Evaluation of event rate differences using stratified Kaplan-Meier difference estimates with Mantel-Haenszel weights
Hannes Buchner1, Stephan Bischofberger1, Rainer-Georg Goeldner2
1Staburo, Germany; 2Boehringer Ingelheim, Germany
The assessment of differences in event rates is a common endeavor in the evaluation of the efficacy of new treatments in clinical trials. We investigate the performance of different hypothesis tests for cumulative hospitalization or death rates of Covid-19 in order to reliably determine the efficacy of a novel treatment. The focus of the evaluation was on the comparison of event rates via Kaplan-Meier estimates for a pre-specified day and the aim to reduce sampling error, hence we examine different stratum weights for a stratified Z-test for Kaplan-Meier differences. The simulated data is calibrated from recent research on neutralizing antibodies treatment for Covid-19 with 2, 4, and 6 strata of different size and prevalence, and we investigate the effects of overall event rates ranging from 2% to 20%. We simulate 1000 patients and compare the results of 1000 simulation runs. Our simulation study shows superior performance of Mantel-Haenszel-type weights [Greenland & Robins (1985), Biometrics 41, 55-68] over inverse variance weights – in particular for unequal stratum sizes and very low event rates in some strata as common in COVID-19 treatment studies. The advantage of this approach is a larger power of the test (e.g. 79% instead of 64% for an average event rate 7%).
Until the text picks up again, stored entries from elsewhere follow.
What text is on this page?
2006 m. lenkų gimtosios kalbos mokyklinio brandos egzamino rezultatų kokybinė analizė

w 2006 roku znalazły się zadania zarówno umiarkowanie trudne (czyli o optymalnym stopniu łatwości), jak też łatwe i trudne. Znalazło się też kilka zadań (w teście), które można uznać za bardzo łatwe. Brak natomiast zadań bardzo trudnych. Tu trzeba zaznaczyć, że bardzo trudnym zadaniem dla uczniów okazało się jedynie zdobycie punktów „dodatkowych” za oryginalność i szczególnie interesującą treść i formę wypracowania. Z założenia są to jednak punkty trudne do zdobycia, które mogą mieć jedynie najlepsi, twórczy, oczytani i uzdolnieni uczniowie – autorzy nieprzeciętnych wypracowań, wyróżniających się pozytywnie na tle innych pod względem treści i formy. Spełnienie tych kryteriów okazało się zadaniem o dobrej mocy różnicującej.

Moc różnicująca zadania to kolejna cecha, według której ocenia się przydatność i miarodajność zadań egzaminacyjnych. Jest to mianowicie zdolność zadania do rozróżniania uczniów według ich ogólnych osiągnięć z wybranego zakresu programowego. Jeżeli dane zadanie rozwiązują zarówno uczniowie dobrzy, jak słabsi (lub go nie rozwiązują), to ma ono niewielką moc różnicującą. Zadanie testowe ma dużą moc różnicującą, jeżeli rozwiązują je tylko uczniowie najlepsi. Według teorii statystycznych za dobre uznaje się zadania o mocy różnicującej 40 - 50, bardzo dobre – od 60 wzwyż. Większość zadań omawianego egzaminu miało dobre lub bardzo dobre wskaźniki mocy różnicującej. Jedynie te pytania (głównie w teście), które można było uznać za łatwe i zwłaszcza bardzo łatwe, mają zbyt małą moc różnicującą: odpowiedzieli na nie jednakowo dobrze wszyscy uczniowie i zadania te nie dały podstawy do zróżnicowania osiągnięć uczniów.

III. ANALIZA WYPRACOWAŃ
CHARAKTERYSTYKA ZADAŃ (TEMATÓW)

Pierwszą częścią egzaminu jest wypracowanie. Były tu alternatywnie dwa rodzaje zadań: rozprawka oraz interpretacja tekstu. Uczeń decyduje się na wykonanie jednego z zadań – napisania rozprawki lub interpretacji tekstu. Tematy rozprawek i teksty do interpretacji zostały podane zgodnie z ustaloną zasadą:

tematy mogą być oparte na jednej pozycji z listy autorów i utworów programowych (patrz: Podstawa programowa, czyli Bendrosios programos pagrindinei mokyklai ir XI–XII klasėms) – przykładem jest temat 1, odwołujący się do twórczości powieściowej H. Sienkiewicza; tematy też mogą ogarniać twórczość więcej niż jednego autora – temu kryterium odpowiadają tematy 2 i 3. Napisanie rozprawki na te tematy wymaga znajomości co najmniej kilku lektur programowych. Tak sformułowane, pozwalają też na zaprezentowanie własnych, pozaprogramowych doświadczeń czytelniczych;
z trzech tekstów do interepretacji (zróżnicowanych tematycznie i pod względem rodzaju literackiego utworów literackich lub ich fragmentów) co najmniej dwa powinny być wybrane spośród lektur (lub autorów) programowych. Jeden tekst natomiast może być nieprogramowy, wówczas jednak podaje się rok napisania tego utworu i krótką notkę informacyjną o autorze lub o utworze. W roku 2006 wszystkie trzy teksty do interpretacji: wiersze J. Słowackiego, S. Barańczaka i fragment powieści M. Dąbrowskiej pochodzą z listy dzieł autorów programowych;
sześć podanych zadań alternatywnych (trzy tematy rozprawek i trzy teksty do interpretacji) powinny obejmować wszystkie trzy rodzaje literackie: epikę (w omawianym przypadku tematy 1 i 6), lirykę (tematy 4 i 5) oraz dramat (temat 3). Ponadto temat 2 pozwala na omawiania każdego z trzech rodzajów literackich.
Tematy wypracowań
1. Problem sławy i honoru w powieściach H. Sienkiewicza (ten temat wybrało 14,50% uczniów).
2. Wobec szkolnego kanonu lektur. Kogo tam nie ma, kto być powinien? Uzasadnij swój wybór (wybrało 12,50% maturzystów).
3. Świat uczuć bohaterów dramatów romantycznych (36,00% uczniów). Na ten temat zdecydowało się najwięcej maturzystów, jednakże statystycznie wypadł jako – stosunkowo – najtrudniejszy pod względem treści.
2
The results are compared with those of a Cochran-Mantel-Haenszel (CMH) test, which yields lower power than the inverse variance weights for low event rates (under 62% for average event rate 7%) and consistently lower power than the Z-test with the Mantel-Haenszel stratum weights. Moreover, the CMH test breaks down (power reduction by 30%) in presence of loss-to-follow-up with as little as 5% of the patients due to its nature of not being designed for time-to-event data. The performance of the Z-test for Kaplan-Meier differences on the other hand is hardly suffering from the latter (power reduction by 4%). All investigated tests satisfy the set significance level for type-I errors in our simulation study.